Buoyancy control isn't that hard. Students will learn it up front if it's tought to them up front.

Well, here is where we disagree. BC is a skill, and it's mastered through practice, not instruction. Some folks nail it right away, others take 40 dives or so. In fact, my experience is that the latter, to some degree or another, is the norm.

It's like saying you can teach someone to hit a major league fastball. You might be able to teach swing, grip, and stance, but getting wood on Randy Johnson takes time.
 
Big-t-2538 once bubbled...

I think you're missing the pint....

I rarely miss a pint. Points, on the other hand, have been known to fly right over my pointy head. :D


What mike and others are saying is that before they will take their students to open water, they have to display good Bouyancy Control in the pool.

I get that. What I'm saying is that this guy took 40 dives to get it right. Mike and others have said they wouldn't put the guy in open water. I want to know how he feels about that.
 
I love it when I mis-spell something and it comes out funny (you should see what I posted in the women's only forum one time....)

As for taking 40 dives to get it down, don't you think it would have been a little easier in a class with an instructor who started him off in that fashion...or had someone there with him on each dive to work with him on bouyancy control....

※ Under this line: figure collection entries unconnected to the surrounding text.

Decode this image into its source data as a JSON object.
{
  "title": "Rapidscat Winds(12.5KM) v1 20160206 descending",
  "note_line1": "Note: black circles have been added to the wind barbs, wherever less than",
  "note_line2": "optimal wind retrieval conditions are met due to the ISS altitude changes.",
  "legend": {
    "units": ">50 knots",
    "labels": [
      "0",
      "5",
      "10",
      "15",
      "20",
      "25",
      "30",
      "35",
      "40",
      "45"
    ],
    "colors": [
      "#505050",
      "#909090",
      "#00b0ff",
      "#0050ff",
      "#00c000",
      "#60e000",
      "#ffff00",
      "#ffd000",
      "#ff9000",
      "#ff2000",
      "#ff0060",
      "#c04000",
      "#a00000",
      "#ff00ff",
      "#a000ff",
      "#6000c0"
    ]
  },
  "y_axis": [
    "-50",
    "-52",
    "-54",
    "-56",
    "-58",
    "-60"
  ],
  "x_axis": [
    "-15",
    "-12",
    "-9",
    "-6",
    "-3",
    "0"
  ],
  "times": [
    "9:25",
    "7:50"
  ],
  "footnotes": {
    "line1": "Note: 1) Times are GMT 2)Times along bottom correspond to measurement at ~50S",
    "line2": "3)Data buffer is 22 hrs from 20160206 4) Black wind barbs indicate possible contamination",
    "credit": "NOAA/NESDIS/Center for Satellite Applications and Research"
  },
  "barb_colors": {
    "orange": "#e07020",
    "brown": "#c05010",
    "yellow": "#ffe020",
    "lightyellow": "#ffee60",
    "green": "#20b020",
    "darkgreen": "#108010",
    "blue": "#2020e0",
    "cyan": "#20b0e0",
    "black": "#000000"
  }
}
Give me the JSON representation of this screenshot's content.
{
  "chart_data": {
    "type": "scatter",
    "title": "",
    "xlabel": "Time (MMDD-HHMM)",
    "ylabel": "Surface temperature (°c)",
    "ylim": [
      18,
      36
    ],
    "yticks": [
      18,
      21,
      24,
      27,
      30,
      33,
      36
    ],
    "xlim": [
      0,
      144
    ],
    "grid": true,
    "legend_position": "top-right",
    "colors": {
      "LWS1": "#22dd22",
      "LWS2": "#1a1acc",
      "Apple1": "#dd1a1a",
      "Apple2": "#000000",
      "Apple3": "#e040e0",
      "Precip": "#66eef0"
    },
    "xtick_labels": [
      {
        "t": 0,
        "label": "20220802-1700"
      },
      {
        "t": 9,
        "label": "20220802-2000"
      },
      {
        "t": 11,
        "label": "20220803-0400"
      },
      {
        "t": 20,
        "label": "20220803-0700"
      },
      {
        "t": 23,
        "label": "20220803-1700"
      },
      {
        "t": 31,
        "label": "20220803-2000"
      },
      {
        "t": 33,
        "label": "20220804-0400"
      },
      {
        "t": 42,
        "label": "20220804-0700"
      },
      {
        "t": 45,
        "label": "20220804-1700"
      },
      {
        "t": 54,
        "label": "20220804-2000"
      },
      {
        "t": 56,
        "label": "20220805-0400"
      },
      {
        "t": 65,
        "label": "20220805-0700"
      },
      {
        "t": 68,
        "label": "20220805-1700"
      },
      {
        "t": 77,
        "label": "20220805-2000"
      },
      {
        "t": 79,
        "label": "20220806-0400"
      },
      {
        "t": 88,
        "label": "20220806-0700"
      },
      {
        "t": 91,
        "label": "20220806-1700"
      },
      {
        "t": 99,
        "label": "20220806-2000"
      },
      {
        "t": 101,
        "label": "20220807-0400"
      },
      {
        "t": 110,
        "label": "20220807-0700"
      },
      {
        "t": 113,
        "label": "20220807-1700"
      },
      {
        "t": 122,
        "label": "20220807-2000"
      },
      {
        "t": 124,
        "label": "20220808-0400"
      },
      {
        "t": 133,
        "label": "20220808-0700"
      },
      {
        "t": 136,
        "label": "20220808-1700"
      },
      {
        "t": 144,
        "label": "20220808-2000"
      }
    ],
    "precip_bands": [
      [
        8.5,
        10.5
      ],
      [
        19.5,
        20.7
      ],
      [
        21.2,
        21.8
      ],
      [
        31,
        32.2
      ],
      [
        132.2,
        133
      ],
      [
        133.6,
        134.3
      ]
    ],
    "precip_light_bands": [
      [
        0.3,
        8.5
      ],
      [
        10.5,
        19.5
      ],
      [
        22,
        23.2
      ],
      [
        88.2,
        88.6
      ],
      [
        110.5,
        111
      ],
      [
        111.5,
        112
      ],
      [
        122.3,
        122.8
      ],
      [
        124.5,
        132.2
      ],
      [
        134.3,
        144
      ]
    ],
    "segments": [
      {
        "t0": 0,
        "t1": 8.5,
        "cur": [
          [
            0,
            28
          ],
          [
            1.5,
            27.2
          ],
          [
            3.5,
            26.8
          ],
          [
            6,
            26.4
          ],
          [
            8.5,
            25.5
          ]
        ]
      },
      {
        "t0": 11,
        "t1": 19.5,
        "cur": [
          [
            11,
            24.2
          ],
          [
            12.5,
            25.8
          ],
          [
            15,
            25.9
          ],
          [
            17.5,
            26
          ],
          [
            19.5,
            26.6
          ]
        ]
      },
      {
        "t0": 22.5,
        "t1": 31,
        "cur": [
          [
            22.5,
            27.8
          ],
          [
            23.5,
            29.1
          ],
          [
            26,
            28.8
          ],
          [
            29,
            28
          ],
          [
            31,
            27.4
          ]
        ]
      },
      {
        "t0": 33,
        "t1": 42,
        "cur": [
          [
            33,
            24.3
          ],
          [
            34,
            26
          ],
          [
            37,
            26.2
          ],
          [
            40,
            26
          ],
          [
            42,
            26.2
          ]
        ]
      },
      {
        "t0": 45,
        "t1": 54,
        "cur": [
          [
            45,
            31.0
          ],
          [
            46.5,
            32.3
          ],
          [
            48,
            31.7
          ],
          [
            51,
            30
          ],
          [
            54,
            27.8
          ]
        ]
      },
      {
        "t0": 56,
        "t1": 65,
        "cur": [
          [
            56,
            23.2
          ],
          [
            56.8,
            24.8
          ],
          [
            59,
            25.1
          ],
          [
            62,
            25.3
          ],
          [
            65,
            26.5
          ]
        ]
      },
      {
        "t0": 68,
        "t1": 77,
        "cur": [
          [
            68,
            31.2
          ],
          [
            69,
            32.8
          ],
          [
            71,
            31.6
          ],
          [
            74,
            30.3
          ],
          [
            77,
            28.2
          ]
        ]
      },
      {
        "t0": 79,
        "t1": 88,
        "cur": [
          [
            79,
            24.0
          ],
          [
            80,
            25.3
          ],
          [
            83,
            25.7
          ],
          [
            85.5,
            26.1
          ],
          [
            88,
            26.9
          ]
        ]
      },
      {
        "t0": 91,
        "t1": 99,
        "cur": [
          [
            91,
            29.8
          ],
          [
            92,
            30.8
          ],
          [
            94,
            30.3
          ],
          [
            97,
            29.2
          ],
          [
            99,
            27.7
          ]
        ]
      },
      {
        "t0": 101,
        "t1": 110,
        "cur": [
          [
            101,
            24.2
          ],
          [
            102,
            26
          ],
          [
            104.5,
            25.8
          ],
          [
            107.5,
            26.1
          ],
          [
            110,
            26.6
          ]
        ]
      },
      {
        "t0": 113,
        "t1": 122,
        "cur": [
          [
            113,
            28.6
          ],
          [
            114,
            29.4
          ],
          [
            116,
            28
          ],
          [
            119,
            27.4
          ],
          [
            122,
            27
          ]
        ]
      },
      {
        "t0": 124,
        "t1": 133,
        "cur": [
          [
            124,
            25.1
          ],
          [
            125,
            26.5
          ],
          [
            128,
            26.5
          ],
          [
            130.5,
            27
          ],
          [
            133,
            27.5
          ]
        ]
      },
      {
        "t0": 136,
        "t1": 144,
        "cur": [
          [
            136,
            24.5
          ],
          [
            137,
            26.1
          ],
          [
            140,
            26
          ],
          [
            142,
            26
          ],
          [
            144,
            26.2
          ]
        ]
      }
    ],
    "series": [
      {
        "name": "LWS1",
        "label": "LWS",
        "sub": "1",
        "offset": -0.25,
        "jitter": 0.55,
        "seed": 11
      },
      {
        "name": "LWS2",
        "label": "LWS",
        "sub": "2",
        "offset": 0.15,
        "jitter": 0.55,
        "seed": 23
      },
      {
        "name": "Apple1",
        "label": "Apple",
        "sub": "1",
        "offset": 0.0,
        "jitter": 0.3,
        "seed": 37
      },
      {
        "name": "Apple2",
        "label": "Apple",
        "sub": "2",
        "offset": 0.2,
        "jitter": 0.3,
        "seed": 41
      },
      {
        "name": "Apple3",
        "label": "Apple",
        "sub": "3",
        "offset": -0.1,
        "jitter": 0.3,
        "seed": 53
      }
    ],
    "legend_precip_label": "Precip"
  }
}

sure I can learn a new thing all by myself, but it is going to take me a lot longer to get it down if I don;t have someone with more experience than myself there helping me out along the way.
 
Davey Diverson once bubbled...

It's like saying you can teach someone to hit a major league fastball. You might be able to teach swing, grip, and stance, but getting wood on Randy Johnson takes time.

ohh..I'm gonna have fun with this...

See what a lot of OW instructors are teaching is slow pitch softball...of course it is going to take a lot of time to work up to that 100+ mph cheese the unit can throw if you have never seen it.

However, if you have only seen good ol #1 from your instructor that whole time, you are going to be able to put wood on that ball a whole lot sooner than the dude who only sees 20mph tricklers.